Clumsily, my thoughts grasped the point that Bryce -Ledgister, as I now had to think of him was making for me. He'd followed Loudon to the farmhouse. But Mayumi and Haruko hadn't been there. It was the hiding-place. It had to be. But they'd deserted it. Why? There could only be one answer. Loudon had told them to clear out in his phone call the previous evening. He must have reckoned it was odds-on I'd been followed, so he'd decided to flush out whoever was doing the following. He'd put Mayumi and Haruko out of harm's way. But not himself.

"I asked Miller, of course. You bet I did. Very ... forcefully. But he wouldn't tell me, despite all my blandishments. In the end, I lost patience. Well, you can see how I would, can't you? All this way, only to find that the ladies I was so eager to meet .. . weren't at home. It was a real disappointment."

"I don't know where they are."

"Don't say that, Lance. I want you to help me. I want you to want to help me. Then maybe ... I could help you. That's how relationships should be. Quid pro quo. But if you can't help me ... or won't .. . then our relationship isn't likely to last very long. Now, let's try again. Where are Mayumi and Haruko?"

"I don't know. I don't even know where they were."

"Come on. You don't expect me to believe that."

"No. But it's true."

"This isn't auguring well for your future, Lance. You do realize that, don't you?"
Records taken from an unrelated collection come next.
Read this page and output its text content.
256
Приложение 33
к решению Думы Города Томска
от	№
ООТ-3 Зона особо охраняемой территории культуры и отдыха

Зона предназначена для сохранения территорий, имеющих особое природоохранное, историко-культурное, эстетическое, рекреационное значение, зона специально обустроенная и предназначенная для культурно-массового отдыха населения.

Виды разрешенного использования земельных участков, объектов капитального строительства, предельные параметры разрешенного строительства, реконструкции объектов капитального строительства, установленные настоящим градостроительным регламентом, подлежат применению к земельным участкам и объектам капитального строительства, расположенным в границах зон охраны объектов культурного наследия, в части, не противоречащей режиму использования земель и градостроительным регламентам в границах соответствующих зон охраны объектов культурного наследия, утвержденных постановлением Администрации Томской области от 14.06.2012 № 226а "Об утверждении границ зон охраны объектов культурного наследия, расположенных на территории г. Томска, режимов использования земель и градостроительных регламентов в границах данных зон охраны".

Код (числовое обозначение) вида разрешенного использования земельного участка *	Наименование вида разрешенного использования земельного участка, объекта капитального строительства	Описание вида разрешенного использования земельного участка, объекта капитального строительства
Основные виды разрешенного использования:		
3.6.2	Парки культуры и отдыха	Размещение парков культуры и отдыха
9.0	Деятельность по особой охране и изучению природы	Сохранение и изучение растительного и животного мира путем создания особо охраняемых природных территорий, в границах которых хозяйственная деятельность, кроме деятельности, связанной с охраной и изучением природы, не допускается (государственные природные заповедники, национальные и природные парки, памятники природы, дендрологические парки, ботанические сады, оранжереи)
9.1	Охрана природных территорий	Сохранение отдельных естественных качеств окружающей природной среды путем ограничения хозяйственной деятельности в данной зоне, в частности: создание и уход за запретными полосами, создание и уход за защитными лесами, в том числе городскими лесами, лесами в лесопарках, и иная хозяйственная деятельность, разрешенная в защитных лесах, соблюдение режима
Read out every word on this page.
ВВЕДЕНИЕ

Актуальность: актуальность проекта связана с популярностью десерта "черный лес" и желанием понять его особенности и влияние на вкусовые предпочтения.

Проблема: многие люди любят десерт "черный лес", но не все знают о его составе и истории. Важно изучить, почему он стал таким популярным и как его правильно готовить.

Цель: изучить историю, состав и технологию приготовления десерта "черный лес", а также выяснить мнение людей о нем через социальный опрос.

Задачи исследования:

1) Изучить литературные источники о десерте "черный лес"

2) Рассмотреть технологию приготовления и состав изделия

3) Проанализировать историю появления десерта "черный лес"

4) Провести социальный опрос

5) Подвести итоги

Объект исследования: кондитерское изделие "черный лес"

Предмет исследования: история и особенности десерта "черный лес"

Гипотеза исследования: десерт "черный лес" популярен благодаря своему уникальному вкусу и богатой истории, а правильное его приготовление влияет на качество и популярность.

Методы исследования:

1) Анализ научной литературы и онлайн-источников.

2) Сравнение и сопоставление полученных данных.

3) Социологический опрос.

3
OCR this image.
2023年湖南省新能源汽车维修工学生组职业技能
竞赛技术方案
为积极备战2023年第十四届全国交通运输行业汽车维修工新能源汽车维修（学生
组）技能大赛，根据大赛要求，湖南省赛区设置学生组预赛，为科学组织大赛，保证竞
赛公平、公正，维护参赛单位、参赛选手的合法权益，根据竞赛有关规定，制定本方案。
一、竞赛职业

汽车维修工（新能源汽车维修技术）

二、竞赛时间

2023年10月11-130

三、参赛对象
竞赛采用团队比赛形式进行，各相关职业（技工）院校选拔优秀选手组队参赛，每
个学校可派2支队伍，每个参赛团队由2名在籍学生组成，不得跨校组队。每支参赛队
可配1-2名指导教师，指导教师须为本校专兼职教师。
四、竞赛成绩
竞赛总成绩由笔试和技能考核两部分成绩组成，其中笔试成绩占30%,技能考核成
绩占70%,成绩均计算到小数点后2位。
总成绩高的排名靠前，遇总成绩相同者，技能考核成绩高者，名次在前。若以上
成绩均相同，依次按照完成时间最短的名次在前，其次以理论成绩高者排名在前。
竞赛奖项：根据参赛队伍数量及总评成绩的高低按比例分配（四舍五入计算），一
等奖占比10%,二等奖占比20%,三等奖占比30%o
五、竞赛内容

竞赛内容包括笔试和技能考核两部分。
"Yeh, I do." But there I'd told him my first lie. Because I'd just seen a figure threading its soft-footed way through the trees behind Ledgister - a slim, lithely built Japanese man dressed in a blue tracksuit. His hair was short and flecked with grey, his face raw-boned and pale. His gaze was fixed on Ledgister. And he was carrying a gun, clasped in both hands in front of him as he picked a silent path through the drifts of pine needles and damp, fallen leaves. I considered the idea for a moment that he was a hallucination: that fear and concussion had conjured him up as an imaginary saviour. But he looked very real. And he kept on coming.